Самоанализ — современное массовое хобби — был широко распространен и в «препсихологические» времена: как христианское покаяние. Особенно в нем преуспевали монахи. Терзаемые сознанием собственной греховности, они постоянно держали словно под лупой свои мысли и чувства, свойства характера, поведение: то есть свое «я». Оно было помехой для спасения, ради которого эти люди оставили мир. Больше всего они хотели бы оставить в одночасье и свое «я», но этот омут страстей, самомнения и себялюбия не отпускал их души, рвавшиеся ввысь, к Отцу, и в своей оторванности от Него они чувствовали одиночество.
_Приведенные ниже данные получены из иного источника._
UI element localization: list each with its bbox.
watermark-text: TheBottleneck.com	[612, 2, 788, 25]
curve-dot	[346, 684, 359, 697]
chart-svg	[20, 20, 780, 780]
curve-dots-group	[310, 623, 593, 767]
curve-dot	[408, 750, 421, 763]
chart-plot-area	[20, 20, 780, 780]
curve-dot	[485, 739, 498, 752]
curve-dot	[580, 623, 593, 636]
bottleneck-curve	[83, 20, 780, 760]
Это чувство было хорошо известно и автору «Откровения огня», отцу Михаилу, но этим и ограничивалась его похожесть на собратьев. В отличие от них, последний кенергиец не считал «я» препятствием для душевных взлетов, что и взялся поведать некоему «отроку». Выбор собеседника был понятен: маленькое, невесомое, детское «я» в отрочестве набухает, тяжелеет и наполняется значением отдельности. В новом самоощущении много тоски по прежней слитности со своими родными, своей средой. Подростки и монахи близки друг другу в переживании одиночества. Само собой разумеется, что в этом и те, и другие хотя бы частично близки всем другим.